There’s more happening, however – a lot more. When completed, there are many views of the configuration that aren’t explicitly visited during the guided steps of the configuration trial. Out of curiosity, I clicked the Registers tab in the center window:

Right. This “trivial” demonstration creates 277 registers. Taking a closer look at the grayed-out fields shows many of these registers are read-only, saving substantial area. Still, a lot is going on under the hood. Imagine how many registers a bigger SoC power management configuration would have. Oh, wait – maybe you don’t have to imagine it, especially if you’ve ever tried to write power management software.

This is the biggest barrier to traditional SoC power management schemes: laying the hardware in is usually doable, but the software teams then spend the rest of their careers figuring out how to program all the transitions. Trying to change the scheme creates a huge mess, which is why that architecture “god” usually just overrules anyone even thinking of touching it.

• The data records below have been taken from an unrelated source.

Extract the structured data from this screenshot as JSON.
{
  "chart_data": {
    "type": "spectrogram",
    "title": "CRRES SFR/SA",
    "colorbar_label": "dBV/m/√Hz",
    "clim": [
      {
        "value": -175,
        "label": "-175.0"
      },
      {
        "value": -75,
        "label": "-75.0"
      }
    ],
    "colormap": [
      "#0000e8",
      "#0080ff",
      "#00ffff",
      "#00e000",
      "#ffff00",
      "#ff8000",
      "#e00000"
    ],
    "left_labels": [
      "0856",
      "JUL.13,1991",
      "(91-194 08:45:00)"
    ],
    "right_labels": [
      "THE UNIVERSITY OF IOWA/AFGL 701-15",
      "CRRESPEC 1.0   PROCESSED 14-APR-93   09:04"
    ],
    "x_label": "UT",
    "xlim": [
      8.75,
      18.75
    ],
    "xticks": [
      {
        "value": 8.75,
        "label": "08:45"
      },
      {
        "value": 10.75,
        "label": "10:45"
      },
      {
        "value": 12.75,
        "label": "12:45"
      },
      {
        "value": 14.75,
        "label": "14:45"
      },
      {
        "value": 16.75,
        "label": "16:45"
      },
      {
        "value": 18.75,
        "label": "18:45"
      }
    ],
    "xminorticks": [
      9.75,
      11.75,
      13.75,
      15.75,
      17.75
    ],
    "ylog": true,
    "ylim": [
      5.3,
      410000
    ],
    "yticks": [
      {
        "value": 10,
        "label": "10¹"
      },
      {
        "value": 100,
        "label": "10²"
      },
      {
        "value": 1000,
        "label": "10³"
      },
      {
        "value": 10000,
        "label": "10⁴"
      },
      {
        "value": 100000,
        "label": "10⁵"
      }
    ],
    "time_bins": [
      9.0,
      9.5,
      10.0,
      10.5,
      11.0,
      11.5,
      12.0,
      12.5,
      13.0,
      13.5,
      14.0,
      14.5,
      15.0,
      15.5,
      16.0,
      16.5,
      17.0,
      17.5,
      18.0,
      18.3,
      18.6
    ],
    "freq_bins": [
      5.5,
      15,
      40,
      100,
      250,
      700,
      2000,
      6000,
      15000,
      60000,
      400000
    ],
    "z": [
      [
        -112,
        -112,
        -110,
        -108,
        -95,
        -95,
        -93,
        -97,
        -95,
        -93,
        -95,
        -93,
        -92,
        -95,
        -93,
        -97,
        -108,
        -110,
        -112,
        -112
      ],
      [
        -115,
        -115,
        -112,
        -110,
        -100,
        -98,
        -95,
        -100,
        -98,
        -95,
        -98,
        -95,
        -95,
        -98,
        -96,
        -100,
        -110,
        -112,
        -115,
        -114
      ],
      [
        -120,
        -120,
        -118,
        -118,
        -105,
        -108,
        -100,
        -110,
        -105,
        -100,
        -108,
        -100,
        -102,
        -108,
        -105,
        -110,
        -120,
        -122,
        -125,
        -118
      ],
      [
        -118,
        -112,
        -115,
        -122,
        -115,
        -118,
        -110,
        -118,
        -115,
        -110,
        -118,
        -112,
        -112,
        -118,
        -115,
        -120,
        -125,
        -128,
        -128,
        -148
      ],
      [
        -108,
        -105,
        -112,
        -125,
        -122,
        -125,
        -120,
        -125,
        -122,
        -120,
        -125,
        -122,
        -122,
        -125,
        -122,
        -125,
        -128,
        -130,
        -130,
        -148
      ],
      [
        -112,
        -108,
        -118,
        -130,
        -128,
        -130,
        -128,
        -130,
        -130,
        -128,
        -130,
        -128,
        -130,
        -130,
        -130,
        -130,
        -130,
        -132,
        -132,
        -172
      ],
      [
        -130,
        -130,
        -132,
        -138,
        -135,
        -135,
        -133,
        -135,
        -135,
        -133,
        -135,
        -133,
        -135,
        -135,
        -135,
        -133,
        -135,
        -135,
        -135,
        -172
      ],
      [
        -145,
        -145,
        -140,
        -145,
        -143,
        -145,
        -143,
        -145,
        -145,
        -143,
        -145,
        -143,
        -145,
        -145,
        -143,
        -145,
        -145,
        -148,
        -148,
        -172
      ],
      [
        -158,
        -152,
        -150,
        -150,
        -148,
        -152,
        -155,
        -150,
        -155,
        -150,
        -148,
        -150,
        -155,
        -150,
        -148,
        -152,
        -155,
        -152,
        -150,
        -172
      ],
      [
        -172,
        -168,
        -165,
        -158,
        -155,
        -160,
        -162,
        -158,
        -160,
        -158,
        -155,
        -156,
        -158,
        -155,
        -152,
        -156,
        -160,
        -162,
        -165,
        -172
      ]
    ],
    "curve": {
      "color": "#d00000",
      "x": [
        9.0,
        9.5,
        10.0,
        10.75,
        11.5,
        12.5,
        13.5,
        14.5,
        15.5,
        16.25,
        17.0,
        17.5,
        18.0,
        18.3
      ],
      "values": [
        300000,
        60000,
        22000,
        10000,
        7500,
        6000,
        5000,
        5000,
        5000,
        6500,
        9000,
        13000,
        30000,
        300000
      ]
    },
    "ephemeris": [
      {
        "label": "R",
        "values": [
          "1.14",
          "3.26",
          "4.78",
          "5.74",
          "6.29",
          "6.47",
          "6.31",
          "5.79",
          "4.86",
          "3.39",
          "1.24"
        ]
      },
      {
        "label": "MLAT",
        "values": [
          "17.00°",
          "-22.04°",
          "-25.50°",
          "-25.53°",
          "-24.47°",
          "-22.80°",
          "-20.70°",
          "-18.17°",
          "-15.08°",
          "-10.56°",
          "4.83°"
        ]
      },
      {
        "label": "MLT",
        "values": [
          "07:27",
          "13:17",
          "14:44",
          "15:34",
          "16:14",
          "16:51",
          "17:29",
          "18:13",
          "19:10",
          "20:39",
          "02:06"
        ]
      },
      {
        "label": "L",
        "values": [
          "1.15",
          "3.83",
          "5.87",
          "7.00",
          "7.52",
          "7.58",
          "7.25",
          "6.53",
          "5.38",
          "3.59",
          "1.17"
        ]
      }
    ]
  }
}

A key point in all this: by default, an EPU operates independently from power management software – leading to many of the registers being read-only. Software can choose to interact with the EPU hardware, giving teams more control if they want it.

Large, well-established teams working on big SoC designs may be begging for a way forward as they press the limits of their power management architecture. Sonics’ CTO Drew Wingard says he’s working with such a team with 15 people doing power management alone, and two other design groups intertwined. It begs the question, can companies really continue to afford 15 people working on SoC power management, or can those 15 designers be put to better use adding value?

In the post-mobile world, including things like IoT devices, projects tend to be smaller and more numerous and chip variants need to be spun quickly. A consistent energy management architecture would help reach some of the more aggressive goals for always-on devices. These design groups may also be coming from a base of less experience with IP-based SoC design, perhaps realizing the limits of merchant microcontrollers and looking to optimize their devices for power consumption.

What SoC design team wouldn’t benefit from IP automation? EPU Studio is way more than a spiffy UI to just create a configuration. Sonics’ automation knows where all those auto-generated registers in the EPU IP live, and the required hardware sequencing to get the best results. Auto-generated IP means the time to the first working simulation is much faster. With automation, design teams have time to explore multiple energy management implementations and optimize more use cases.

Judge for yourself. Getting started is easy:

  • Visit any page on https://sonicsinc.com
  • Click the “Free Trial” button in the upper right corner.
  • Fill out the form and request a download of the EPU Studio Configuration Trial.
  • In an hour or maybe two, you’ll see the completed results and can explore what’s going on.
  • You can then try creating a more advanced configuration on your own.

Sonics has created a formidable competitive weapon for SoC teams with the EPU concept. Taking back battery power in those idle moments could be the difference maker for consumers considering a device. Freeing up teams from the drudgery of a software-based power management implementation is a huge plus. Exploration might be the biggest win – instead of rushing a best-guess attempt to the finish line, teams can really dive in and evaluate several energy management approaches to select the best one. It’s worth a shot just to get a look at the technology via this trial.